Furthermore, the control means includes a power switch; a light control unit varying a resistance value by controlling a plurality of light switches; and an output unit outputting electric current in accordance with the resistance value of the light control unit when the power switch is turned on and applying the electric current to the first and second illuminating means.

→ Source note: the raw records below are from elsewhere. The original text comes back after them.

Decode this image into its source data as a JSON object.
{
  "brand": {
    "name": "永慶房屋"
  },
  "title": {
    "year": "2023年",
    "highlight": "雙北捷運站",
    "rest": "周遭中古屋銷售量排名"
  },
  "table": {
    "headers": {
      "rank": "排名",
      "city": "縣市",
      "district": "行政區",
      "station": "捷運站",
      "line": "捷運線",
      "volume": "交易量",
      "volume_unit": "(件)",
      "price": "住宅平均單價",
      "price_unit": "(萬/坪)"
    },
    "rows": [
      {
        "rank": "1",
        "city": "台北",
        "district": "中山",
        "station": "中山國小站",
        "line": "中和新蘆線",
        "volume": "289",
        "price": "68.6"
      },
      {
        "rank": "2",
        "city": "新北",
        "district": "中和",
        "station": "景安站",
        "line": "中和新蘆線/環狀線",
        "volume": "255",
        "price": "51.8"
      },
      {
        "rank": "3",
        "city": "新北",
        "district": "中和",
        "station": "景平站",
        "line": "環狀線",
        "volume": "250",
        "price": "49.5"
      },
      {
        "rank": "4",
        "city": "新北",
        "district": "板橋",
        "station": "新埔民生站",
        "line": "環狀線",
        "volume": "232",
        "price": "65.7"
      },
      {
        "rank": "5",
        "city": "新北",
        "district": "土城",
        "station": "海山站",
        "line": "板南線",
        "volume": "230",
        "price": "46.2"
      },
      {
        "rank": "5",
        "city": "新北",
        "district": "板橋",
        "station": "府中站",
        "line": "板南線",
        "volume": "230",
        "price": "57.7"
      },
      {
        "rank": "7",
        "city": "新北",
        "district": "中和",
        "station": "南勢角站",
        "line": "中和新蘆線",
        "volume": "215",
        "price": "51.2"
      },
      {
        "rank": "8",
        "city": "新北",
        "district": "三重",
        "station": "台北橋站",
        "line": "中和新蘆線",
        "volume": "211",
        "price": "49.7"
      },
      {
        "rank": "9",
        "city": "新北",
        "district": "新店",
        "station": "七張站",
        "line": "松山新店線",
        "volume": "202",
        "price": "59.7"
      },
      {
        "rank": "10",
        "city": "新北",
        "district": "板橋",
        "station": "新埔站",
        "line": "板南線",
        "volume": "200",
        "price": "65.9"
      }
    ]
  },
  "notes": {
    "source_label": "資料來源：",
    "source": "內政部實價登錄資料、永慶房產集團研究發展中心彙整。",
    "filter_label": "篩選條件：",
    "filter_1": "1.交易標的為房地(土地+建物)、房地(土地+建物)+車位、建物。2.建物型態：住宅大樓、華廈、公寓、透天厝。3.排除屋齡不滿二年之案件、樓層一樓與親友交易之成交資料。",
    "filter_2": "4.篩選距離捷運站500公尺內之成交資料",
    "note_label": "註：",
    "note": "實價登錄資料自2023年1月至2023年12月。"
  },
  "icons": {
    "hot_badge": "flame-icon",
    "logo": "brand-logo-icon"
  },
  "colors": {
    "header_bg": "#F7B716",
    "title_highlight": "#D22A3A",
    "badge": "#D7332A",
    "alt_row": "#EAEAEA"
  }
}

The optical means includes reflected light transmitting means for transmitting a half of the light reflected by the inspecting part; large and small view cameras which respectively photograph the half of the light reflected by the inspecting part; and large and small view lenses respectively assembled in front of the large and small view cameras controlling view sizes of images to be photographed by the large and small view cameras. The reflected light transmitting means includes a half mirror of a triangular prism, which enables a half of the light reflected by the inspecting part to transmit to a proceeding direction and the other half of the light to further reflect to an angle of 90 degree. A large view total reflection mirror of a planar mirror to reflect the light reflected by the half mirror at the angle of 90 degrees to identically proceed to the axis of the large view camera [the latter half of the light reflected by the half mirror at the angle of 90 degrees] and the large view lens. A first total reflection mirror including a small view of the triangular prism to change a proceeding direction of the light transmitted through the half mirror at the angle of 90 degrees; and a second total reflection mirror including a small view to reflect again the light of which proceeding direction was changed at 90 degrees by the first total reflection mirror, and to identically advance the light to the axis of the small view camera and the small view lens. Large and small view lenses drawing the light reflected by the total reflection mirror having the large view and the second total reflection mirror having the small view into the large and small view cameras.